Make no mistake about it, this is not Capitalism. Marx was wrong. He did not comprehend the sociology or psychology of it all. This lust for wealth, power and control is fundamental to humanity and the various so called economic systems (Capitalism, Feudalism, Mercantilism, yes and even Socialism and Communism) are merely the mechanism used to assure that the fruits of society are reserved for its most socially irresponsible members. Fraud is endemic to all these systems and yet mostly ignored in their intellectual underpinnings.

As a result of this, the basic concepts of supply and demand are ephemeral at best since both are almost infinitely manipulable (e.g., advertising manipulates demand and monopolization manipulates supply).

Another thing missing in most economic discussions that I have read or listened to, is the impact of transition costs (fees, etc.)inherent in a market as well as the independent entities (brokers, etc) managing the transactions in distorting the ephemeral efficient market (ultimately it is the parasite who usually does the best).

While many astute and responsible people call for a paradigm shift in the essential bases of economics (such as Krugman [New York Times September 2, 2009]) they must be approached with caution since they themselves are practitioners of that very discipline that has been found so wanting.

In Science a physical theory that is logically consistent may be considered to be the truth only until it is falsified.  Once falsified the theory looses its status and should be thrown away.  The Economists wish their discipline to be considered the next best thing to a hard Science but they seem unable accept their theories may be added to the trash heap of history.  Not only is it lacking in its central concepts but almost without exception its practitioners work for the very interests that seek to preserve their hard won ascendency.
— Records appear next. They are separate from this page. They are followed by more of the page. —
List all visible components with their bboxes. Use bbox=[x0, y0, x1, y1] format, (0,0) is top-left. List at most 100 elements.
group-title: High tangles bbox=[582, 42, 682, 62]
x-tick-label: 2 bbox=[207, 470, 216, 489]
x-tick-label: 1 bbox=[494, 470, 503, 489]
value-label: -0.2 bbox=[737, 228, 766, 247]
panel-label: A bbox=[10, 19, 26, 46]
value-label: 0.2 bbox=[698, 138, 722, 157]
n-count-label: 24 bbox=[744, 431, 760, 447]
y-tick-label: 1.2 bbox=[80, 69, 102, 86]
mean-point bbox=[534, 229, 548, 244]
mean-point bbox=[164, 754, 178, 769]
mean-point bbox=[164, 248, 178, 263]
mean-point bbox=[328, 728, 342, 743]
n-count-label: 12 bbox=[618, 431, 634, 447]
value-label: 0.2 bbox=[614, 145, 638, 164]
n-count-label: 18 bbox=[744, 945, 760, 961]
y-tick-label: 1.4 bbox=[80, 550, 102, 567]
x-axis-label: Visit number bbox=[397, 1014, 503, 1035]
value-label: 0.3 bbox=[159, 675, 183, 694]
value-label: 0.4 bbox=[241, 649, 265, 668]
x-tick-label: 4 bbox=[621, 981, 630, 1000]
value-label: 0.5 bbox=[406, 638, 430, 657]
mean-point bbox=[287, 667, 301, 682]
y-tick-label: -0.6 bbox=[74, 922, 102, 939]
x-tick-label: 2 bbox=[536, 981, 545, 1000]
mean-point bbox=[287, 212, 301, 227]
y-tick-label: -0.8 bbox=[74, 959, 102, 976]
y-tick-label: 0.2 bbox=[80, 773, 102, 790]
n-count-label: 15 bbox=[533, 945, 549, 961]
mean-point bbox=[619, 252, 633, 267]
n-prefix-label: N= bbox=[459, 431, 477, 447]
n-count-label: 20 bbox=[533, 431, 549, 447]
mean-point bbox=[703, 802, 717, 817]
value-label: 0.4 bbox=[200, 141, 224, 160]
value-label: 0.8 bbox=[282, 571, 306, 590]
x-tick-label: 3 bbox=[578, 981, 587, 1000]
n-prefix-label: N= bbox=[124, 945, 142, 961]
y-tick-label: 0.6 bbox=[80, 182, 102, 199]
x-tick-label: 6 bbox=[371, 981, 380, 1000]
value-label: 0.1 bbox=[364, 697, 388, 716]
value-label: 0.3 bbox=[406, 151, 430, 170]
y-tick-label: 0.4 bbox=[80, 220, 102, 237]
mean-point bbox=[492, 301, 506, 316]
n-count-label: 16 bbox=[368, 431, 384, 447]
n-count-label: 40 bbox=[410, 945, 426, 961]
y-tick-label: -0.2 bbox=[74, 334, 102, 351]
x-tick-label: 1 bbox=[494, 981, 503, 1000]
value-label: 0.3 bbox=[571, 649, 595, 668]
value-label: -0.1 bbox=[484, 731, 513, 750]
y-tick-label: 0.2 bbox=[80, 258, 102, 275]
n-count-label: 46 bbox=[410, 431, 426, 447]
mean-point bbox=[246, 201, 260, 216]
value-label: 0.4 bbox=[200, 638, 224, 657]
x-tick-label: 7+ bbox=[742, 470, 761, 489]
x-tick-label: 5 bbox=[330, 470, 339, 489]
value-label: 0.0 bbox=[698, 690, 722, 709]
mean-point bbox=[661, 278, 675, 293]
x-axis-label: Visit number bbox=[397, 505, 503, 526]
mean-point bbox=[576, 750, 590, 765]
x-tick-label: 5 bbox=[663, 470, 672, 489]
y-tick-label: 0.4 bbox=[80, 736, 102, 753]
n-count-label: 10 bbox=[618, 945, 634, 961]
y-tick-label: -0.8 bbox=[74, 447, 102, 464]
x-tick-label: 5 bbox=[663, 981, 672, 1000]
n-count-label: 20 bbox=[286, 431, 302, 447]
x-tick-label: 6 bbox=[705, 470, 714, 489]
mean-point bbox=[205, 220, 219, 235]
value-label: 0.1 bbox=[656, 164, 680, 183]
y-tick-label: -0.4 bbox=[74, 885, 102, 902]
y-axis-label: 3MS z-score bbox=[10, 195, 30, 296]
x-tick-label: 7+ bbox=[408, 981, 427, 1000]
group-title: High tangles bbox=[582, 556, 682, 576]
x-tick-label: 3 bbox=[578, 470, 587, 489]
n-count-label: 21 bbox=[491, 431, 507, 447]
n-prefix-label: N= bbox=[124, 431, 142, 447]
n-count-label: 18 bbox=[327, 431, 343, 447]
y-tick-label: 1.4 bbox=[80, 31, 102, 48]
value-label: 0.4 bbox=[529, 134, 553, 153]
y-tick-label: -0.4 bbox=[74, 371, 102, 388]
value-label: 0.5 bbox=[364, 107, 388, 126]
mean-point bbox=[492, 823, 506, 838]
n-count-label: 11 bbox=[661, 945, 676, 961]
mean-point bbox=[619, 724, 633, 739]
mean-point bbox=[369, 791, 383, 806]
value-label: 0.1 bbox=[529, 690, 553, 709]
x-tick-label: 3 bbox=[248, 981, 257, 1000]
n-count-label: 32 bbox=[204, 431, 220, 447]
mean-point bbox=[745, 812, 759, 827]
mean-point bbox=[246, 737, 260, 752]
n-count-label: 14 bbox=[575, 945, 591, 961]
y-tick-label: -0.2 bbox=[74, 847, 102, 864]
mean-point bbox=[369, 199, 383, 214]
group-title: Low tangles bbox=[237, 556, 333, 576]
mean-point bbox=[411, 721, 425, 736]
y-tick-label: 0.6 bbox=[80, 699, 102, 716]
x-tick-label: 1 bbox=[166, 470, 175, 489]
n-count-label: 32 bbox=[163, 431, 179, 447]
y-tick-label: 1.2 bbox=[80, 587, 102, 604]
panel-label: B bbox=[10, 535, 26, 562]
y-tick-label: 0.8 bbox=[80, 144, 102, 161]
You would be considered a fool to believe an attorney retained by his opponent when he tells him that is looking out for  your best interests. Why then do we believe the economists?

It we must choose a discipline with which to begin a reformation of this world view, I would much prefer sociology at least there the pretense of a panglossian world is muted. It also does not look back to a founding prophet (Adam Smith) from which all deviations can be described as evolution of the essential truth (whether or not referred to as paradigm shifts). That is a religion and not a science.

What I think is required now is to begin with the basic concept of the society that we wish to live in and the social science we call Economics today should be developed as a mechanism to describe how to get there, that is if we the people hire them before they go to work for those who would prefer we not get there at all.